Abstract

The Clean Power Plan (CPP) was repealed due to concerns about the “unnecessary, costly burdens” it may impose on electric utilities, thereby delaying efforts to reduce carbon dioxide emissions (CO2) from the electricity sector. This paper examines the greenhouse gas and welfare implications of this repeal while incorporating the presence of the state renewable portfolio standards (RPS) in the US as the status quo. We assess the carbon abatement and welfare costs with the CPP relative to two alternative baselines: a no‐policy baseline and a pre‐existing policy baseline with the RPS. The CPP is implemented as a regional mass‐based standard, a regional rate‐based standard, or as a national mass‐based standard with trading of emissions across regions over the 2022–2030 period.
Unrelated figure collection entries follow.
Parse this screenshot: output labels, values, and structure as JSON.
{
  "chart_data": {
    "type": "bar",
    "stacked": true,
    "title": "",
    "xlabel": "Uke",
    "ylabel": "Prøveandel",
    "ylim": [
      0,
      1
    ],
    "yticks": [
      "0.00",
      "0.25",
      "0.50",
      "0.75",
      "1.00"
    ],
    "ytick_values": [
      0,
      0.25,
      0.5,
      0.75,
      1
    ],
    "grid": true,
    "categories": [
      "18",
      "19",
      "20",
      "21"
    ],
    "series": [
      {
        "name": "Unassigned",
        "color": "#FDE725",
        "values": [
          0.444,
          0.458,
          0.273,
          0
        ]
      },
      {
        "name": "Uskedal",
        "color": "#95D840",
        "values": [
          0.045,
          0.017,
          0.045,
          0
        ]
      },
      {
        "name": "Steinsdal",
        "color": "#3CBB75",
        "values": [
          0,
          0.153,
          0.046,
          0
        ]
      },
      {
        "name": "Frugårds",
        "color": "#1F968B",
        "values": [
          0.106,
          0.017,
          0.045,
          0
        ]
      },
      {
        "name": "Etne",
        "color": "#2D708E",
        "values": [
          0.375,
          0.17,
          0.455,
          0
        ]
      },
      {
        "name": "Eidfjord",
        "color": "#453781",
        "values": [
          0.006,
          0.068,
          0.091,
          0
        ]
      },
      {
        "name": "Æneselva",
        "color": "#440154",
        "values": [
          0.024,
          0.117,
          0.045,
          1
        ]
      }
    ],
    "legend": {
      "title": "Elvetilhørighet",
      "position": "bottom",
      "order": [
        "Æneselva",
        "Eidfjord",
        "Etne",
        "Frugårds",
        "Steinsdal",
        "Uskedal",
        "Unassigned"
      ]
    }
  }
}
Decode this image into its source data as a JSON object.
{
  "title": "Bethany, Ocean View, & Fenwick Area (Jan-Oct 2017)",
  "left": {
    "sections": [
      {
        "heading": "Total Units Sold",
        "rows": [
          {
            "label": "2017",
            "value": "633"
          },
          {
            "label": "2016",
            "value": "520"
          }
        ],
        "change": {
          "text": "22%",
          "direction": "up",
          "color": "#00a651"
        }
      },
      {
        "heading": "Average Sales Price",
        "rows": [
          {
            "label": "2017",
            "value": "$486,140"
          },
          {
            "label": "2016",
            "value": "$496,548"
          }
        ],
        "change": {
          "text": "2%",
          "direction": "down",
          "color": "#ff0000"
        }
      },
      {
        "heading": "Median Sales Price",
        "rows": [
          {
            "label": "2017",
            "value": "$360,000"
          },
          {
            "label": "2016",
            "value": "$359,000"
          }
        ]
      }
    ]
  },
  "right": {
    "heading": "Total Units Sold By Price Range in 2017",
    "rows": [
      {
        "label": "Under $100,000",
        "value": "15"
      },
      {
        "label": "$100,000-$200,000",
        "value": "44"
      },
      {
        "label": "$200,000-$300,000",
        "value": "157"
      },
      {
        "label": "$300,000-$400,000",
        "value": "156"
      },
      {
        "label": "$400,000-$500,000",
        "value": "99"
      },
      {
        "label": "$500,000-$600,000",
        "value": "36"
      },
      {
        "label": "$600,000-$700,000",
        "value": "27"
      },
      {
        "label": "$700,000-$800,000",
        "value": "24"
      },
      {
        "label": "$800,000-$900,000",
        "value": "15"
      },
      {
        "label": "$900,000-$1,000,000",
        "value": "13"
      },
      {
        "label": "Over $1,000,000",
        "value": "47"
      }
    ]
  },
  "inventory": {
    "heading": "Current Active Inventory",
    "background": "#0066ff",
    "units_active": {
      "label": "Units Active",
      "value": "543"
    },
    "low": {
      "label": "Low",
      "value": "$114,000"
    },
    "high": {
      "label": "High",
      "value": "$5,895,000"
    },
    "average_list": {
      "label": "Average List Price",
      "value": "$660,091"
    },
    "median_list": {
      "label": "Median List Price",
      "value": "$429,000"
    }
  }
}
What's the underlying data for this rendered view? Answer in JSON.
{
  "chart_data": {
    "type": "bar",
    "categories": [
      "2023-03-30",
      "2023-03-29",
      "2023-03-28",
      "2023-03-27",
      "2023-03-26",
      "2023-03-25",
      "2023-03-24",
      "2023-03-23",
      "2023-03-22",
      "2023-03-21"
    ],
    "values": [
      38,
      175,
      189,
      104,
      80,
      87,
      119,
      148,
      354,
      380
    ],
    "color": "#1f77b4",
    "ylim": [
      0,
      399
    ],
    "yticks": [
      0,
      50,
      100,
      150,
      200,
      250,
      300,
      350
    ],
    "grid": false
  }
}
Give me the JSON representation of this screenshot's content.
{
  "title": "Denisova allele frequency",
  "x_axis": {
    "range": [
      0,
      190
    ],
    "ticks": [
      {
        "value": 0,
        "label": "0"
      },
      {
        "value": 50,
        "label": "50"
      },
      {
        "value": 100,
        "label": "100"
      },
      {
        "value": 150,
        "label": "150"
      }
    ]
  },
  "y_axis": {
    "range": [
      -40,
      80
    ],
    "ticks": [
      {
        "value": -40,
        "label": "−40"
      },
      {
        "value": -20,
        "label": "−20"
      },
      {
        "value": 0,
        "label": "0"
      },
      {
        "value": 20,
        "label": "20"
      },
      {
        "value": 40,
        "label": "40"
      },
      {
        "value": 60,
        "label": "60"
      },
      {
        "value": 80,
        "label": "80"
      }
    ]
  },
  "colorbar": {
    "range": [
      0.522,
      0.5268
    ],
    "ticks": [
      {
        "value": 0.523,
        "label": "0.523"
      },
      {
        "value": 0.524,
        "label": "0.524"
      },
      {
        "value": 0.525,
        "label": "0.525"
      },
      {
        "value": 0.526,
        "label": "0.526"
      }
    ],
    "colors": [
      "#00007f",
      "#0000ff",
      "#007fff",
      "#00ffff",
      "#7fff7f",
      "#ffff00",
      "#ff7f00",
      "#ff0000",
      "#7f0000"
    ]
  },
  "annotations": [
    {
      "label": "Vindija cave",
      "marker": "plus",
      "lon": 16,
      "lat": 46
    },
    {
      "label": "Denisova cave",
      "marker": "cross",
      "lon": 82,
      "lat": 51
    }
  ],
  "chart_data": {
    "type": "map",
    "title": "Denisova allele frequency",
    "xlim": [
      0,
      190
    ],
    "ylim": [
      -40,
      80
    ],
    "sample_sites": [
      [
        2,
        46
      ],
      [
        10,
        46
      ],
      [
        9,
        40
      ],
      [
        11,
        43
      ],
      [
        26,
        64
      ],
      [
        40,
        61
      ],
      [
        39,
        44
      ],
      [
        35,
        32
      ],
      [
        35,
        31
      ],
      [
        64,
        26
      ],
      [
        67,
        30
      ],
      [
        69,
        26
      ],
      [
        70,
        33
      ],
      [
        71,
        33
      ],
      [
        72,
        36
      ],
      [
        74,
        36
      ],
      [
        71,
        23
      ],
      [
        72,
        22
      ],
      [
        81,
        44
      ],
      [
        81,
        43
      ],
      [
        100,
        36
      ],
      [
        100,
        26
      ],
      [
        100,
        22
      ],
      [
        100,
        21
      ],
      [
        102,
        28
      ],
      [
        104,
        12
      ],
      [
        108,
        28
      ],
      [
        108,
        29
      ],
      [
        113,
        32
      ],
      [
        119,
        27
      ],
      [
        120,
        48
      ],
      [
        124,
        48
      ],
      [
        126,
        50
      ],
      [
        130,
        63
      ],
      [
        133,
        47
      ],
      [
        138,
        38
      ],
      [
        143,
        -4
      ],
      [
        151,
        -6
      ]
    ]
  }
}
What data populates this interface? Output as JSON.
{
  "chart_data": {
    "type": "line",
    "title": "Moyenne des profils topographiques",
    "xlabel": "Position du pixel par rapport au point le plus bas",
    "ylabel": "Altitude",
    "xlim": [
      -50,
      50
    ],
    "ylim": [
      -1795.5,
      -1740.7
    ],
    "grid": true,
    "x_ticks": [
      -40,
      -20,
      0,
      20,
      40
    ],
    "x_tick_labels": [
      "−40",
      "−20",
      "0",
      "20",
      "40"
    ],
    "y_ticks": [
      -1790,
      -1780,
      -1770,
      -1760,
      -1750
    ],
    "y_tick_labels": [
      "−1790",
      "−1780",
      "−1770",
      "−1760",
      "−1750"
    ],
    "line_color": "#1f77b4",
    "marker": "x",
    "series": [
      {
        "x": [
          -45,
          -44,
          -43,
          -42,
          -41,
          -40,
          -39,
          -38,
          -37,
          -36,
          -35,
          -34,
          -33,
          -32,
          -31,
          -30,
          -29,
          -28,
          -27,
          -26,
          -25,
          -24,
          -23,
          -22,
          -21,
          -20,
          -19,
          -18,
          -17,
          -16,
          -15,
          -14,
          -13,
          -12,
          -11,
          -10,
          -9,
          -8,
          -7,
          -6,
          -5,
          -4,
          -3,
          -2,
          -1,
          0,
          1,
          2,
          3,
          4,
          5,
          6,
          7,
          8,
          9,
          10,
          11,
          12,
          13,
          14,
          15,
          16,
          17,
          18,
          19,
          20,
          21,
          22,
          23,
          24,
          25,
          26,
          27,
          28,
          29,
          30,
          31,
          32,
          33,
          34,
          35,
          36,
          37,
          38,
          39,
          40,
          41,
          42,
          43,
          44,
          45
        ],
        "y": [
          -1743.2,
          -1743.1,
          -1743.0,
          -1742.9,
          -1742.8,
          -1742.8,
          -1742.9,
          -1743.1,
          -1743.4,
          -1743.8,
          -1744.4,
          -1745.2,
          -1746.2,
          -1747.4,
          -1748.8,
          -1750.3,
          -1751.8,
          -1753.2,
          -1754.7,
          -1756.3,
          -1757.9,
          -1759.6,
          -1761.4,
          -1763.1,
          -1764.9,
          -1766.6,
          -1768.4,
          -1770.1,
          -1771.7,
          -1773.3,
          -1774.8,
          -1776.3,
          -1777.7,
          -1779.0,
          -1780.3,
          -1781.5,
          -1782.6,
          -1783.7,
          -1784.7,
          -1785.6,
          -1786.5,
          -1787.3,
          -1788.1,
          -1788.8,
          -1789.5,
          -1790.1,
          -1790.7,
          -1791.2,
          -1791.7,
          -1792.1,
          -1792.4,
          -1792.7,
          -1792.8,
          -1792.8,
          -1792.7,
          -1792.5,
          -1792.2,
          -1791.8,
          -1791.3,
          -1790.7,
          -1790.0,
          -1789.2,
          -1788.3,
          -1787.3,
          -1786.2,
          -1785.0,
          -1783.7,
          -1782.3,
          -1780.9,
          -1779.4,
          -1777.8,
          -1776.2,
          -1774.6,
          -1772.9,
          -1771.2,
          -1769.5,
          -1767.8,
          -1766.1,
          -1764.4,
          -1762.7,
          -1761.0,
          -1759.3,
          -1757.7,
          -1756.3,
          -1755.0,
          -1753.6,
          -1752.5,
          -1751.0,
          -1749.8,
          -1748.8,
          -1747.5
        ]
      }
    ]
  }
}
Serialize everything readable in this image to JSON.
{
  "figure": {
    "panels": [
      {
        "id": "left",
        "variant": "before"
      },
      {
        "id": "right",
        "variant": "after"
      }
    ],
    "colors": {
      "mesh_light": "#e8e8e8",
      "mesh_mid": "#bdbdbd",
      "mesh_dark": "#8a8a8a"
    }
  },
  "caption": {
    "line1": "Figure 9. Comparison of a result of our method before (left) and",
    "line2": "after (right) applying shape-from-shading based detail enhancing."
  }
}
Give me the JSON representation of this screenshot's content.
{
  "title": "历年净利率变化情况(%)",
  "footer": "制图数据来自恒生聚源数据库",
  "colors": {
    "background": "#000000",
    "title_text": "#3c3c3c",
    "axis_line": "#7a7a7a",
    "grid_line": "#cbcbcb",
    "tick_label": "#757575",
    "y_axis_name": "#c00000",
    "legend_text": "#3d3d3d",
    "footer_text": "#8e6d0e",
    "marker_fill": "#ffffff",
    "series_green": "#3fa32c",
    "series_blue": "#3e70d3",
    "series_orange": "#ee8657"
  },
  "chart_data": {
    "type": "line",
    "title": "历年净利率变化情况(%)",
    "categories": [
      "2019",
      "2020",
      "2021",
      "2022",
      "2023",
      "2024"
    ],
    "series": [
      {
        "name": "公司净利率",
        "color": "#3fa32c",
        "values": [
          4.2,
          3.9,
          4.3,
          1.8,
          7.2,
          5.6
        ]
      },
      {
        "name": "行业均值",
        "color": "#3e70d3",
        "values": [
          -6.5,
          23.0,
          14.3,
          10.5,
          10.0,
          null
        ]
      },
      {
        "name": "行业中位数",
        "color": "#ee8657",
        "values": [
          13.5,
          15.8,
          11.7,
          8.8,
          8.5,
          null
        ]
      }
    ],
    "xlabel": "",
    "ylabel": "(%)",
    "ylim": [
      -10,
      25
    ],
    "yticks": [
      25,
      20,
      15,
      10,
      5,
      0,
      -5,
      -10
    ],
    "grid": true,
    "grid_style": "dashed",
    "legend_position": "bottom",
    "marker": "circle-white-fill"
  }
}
We find that the incremental discounted welfare costs per metric ton of CO2 that would have been abated by the CPP relative to the RPS would be substantially lower than the global social cost of CO2. However, the overall costs of carbon abatement with the CPP added to the RPS would have become higher than the social cost of carbon when estimated relative to a no‐policy baseline, except with a national mass‐based CPP. Across all policy combinations and choice of baselines, the aggregate welfare costs were lowest under a national mass‐based standard and highest under the regional rate‐based standard. We also find that the CPP would have imposed large welfare costs on consumers and fossil fuel producers while benefiting the renewable fuel producers.